Why did I decide to homeschool? I began meeting families in my local church who were homeschooling. I must admit I had heard of homeschooling but because I had no factual information about it at the time, I thought it was odd. I pictured children sitting around a kitchen table all day. Secluded. Weird. However, as I got to know these families I saw something special. There was a dynamic about them that appealed to me. I began doing some objective research. I read articles, I read books and even more importantly I went out of my way to talk to kids who were currently being homeschooled as well as those who had graduated. I asked them what they liked and disliked about homeschooling. Statistically I learned that homeschoolers perform better on standardized testing and that tutoring 1:1 or any smaller ratio is more effective that learning in a classroom setting. These were all valid points, however my desire to homeschool was never based on academics.
I realized that homeschooling is an extension of parenting. We teach our children all the time. We teach them how to hold a bottle and a spoon. We teach them how to share and how to tie their shoes. We teach them to be kind towards people and gentle with animals. Why not teach them to hold a pencil and how to read?

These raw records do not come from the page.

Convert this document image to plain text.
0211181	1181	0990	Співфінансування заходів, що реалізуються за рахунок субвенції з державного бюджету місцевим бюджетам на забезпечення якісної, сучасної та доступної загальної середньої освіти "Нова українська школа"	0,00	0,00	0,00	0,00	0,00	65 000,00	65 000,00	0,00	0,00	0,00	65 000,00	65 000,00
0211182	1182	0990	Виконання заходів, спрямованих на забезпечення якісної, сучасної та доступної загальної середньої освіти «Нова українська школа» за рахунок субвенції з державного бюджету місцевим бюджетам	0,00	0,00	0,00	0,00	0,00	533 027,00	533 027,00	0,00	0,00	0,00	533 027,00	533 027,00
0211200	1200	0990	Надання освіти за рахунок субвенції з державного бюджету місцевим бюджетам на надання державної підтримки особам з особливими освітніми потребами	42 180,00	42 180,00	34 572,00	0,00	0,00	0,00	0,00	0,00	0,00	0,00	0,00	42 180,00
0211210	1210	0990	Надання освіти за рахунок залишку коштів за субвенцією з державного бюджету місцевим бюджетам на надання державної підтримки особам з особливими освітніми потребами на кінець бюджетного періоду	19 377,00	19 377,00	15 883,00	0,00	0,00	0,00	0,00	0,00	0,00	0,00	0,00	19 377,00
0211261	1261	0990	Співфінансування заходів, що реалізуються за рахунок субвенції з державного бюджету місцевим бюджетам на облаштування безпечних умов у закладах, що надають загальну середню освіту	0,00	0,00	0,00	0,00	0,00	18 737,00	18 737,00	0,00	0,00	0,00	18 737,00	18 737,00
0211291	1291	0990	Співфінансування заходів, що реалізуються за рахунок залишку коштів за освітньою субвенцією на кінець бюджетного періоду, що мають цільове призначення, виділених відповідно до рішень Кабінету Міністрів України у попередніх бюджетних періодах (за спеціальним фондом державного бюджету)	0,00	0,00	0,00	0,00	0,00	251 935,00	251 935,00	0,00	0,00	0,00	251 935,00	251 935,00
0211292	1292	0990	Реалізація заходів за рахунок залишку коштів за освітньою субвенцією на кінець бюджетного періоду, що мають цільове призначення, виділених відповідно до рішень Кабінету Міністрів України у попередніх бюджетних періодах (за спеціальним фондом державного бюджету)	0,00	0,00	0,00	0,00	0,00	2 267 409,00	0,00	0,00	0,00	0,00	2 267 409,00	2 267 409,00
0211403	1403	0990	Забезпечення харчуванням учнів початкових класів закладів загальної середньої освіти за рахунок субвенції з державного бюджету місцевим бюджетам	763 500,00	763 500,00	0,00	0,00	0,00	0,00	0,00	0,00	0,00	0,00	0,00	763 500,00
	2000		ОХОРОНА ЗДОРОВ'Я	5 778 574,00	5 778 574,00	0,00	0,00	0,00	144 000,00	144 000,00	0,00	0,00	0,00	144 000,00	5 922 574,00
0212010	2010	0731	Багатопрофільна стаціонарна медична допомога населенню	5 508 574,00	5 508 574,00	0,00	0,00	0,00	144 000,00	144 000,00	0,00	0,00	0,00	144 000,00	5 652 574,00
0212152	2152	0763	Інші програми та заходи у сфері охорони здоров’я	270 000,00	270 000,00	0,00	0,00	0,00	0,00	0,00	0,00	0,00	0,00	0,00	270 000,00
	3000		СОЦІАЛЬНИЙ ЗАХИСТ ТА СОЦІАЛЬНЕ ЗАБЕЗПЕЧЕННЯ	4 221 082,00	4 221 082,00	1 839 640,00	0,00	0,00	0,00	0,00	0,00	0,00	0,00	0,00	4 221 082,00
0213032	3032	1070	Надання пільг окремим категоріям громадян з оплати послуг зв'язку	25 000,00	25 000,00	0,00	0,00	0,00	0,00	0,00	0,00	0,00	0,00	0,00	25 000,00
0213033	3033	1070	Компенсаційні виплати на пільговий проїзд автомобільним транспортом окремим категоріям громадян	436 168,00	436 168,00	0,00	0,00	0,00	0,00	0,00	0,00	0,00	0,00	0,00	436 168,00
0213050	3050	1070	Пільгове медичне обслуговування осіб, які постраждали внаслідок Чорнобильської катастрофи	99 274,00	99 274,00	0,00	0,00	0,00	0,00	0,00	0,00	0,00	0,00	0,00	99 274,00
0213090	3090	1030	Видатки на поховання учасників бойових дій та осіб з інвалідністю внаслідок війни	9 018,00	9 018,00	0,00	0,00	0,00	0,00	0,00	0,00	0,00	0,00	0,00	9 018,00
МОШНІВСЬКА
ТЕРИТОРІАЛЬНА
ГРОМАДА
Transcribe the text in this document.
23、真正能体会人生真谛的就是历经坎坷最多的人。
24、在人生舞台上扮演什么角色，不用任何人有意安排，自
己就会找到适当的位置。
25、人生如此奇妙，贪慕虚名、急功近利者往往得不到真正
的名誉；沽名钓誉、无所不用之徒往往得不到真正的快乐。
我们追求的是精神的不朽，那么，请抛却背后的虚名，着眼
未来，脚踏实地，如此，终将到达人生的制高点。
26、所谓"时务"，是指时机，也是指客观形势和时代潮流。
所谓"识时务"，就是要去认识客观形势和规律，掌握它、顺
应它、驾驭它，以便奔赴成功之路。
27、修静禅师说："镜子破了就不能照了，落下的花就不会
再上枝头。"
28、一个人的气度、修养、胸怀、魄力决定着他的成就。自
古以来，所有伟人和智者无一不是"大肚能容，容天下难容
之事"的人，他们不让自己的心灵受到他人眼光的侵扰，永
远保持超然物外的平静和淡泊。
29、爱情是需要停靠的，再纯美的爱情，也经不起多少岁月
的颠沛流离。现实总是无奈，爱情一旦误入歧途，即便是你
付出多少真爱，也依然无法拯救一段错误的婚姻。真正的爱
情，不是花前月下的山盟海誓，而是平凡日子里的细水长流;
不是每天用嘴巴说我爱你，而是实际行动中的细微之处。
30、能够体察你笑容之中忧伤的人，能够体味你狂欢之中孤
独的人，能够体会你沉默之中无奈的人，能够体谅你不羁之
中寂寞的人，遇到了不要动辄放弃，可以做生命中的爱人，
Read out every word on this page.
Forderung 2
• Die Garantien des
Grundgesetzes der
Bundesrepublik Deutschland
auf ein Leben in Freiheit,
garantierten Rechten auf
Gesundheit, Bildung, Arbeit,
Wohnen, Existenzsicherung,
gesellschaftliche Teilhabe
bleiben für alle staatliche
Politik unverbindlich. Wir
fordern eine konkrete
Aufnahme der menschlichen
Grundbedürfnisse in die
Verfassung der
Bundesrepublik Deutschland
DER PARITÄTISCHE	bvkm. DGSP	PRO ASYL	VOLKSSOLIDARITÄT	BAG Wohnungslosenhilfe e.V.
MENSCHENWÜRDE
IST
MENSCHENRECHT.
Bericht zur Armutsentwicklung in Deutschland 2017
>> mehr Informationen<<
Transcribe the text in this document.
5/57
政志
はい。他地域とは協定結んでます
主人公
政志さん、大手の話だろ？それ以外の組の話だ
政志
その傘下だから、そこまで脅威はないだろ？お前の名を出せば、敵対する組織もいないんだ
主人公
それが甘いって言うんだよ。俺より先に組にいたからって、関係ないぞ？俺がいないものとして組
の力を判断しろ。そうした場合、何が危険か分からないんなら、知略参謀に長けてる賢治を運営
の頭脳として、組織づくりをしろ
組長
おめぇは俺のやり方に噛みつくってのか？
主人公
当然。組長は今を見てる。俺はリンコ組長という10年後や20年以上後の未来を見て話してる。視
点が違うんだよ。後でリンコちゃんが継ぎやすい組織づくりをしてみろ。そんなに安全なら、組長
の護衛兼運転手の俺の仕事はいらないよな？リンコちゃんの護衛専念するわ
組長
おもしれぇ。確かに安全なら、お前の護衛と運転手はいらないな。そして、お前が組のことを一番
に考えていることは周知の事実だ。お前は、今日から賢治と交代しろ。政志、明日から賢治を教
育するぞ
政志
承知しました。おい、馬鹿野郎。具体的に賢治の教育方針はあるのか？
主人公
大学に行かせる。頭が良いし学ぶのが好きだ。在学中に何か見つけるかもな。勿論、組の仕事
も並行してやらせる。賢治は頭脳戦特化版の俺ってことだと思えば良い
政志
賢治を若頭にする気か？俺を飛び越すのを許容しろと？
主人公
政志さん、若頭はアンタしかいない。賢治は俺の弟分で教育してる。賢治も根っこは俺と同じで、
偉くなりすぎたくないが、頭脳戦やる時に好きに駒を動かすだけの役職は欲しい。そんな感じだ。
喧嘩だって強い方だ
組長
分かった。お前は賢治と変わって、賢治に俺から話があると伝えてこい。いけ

Beyond academics, I was more concerned about my sons hearts and the kind of men I wanted them to become. I began praying asking God to show me what to do because I still wasn’t convinced I could successfully homeschool. I knew I didn’t “ know everything”. How could I teach them the more difficult subjects especially as they got older? Additionally, I am NOT organized by nature.
There are several teachers in my family and in all honesty, I was afraid of what they would think and say. After all, they had degrees in education and I didn’t. Homeschooling was also definitely going against the grain and I knew I’d have to answer lots of questions such as “Why did you decide to do THAT?” and “But what do you do for socialization?” ( Once I began homeschooling this actually became my FAVORITE question to answer.)
Although I had all of the positive information about the benefits of homeschooling before me, I still wasn’t convinced I should do it. I began seriously praying with an open mind and was committed to doing whatever the Lord lead me to do. I knew it was a huge decision and I wanted to make the right one. It would have been “ easier” to send my boys to school, right? Someone else would be responsible. I’d have lots of free time! My son was four at the time and we were getting very close to needing to decide what to do for Kindergarten. I turned on the praying and really asked for a clear answer, knowing in the back of my mind that I was feeling pressured by what other people would think.
I was given a very specific scripture during my prayer time. It was Colossians 2:8 “See to it that no one takes you captive through hollow and deceptive philosophy, which depends on human tradition and the basic principles of this world rather than on Christ.” It couldn’t have been clearer. I decided to go for it. It was the best decision for my boys and for our family as a whole.